Uncertainty Estimation in Deep Learning
Neural networks have seen amazing diversification in its applications in the last 10 years. The effectiveness of deep learning as complex function approximators has allowed us to go past many benchmarks across domains. Models using some form of deep learning have been widely adopted for the real-world tasks, which has brought to the fore, a very important topic of model confidence. More often than not, the predictions from the deep network are used for some downstream decision-making. A semantic segmentation map produced by a CNN is used to plan future trajectories of the driverless cars. The credit scores from a model are used towards loan approval/denial decisions. Thus it makes sense to have reasonable estimates of uncertainty of our model’s predictions. It is interesting to note that many papers from more than a couple of decades ago tried to solve this problem for neural networks through its Bayesian treatment. The first ideas behind Bayesian Neural Networks (BNNs) can be found as early as 1992-1995 in various works by David Mackay , Radford Neal  and Hinton and Van Camp. A great keynote talk about the history of these ideas was given by Zoubin Ghaharmani in the NIPS 2016 workshop. More recently, Yarin Gal came up with a Bayesian interpretation of dropout based deep models which has resulted in a flurry of research into this area (not to mention funny comments like this post from Ferenc and the comical cartoon below!) In this post, I would like to summarize few interesting papers in the uncertainty estimation area in the recent literature.
Overview of methods
Before jumping into the specific papers, it’s always nice to have some mental buckets into which all approaches can be categorized. In my limited knowledge, most works in uncertainty estimation in neural networks fall under two heads. The first belongs to the category of treating the network as a Bayesian model, having a prior distribution over its weights and using data to learn a posterior distribution. The problem of doing inference in such setups has been solved through either Markov Chain Monte Carlo (MCMC) based methods (like the ones by Mackay mentioned earlier) or variational methods (see this great lecture slide). Majority of papers follow this paradigm and these methods are often clubbed together as Bayesian Deep Learning. The second category, for the lack of a better name, is the non-Bayesian one.
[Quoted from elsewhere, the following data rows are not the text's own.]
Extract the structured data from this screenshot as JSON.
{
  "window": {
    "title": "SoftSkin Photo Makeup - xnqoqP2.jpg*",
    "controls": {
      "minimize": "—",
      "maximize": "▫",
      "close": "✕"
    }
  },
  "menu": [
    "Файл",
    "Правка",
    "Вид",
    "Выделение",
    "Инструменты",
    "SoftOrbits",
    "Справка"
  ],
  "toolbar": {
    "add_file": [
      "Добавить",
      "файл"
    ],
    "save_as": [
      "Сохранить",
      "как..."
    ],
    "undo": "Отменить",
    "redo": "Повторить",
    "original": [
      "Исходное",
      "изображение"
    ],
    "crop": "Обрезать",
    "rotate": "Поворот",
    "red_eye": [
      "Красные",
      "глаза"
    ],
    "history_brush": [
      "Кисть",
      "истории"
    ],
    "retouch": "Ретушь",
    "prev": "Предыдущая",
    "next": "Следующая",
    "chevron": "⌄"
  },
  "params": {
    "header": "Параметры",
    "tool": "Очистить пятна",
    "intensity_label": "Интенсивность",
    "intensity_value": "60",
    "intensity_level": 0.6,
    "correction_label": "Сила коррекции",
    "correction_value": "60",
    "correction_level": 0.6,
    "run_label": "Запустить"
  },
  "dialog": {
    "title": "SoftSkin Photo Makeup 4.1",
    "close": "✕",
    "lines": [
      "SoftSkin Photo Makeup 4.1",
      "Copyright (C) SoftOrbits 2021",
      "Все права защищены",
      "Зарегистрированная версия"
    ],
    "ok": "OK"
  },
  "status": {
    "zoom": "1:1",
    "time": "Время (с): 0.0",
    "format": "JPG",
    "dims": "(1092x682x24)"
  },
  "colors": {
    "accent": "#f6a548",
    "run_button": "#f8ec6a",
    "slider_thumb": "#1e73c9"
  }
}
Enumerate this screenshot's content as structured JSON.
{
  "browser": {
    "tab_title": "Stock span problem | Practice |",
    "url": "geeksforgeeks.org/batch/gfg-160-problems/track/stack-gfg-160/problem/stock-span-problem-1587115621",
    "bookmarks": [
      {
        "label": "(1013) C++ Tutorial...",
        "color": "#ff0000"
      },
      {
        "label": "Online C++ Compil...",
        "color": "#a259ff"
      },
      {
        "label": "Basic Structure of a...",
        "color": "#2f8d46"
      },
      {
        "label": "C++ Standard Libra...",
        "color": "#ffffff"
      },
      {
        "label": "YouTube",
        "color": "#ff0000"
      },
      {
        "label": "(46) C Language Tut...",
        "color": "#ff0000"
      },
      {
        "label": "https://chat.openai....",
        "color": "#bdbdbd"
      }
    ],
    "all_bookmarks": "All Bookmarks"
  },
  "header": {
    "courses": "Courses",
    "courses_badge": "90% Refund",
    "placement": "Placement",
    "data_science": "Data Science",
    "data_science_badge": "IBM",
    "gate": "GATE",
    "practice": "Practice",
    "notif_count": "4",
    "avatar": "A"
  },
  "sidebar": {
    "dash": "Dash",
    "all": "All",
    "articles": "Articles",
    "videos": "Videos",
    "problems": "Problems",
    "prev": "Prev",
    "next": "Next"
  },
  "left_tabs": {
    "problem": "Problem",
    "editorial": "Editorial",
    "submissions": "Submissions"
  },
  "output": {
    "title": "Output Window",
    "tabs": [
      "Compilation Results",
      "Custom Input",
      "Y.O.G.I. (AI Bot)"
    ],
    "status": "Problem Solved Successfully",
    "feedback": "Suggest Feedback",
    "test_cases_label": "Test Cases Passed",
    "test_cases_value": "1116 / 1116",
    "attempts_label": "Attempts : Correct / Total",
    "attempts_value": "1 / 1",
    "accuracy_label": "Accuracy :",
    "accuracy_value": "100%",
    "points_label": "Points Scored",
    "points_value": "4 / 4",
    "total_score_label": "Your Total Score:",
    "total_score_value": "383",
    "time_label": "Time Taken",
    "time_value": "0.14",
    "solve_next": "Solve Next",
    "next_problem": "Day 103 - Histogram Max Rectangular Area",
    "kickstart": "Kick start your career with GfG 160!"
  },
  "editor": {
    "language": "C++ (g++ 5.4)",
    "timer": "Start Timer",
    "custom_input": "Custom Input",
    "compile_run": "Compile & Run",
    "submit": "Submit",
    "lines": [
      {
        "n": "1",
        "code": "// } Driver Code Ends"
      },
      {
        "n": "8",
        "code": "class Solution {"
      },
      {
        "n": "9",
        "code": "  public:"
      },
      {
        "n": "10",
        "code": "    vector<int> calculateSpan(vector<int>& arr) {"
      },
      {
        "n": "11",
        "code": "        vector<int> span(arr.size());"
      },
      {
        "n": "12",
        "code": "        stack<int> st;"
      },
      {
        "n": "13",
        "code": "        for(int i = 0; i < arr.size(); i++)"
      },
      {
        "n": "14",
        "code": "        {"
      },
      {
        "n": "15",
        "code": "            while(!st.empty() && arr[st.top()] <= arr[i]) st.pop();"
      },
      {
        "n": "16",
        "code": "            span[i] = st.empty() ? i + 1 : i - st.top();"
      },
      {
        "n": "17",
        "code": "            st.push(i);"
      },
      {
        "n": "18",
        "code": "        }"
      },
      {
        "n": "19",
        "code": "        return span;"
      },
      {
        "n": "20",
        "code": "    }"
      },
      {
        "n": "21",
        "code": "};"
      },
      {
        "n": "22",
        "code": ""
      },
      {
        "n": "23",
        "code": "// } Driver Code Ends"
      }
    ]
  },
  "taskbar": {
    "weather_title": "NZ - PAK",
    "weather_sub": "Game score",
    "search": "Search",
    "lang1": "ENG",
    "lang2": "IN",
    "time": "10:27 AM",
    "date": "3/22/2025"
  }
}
Many recent papers have explored ideas other than approximate Bayesian NNs, some trying to obtain a frequentist estimate of uncertainty while others try to enforce an explicit minimization of KL divergences of certain distributions of in-domain and out-of-domain samples while yet others use adversarial samples or contrastive samples to build uncertainty estimates. The key ideas from some of these papers is given below. The main intention here is to give a breadth of the kind of techniques being explored.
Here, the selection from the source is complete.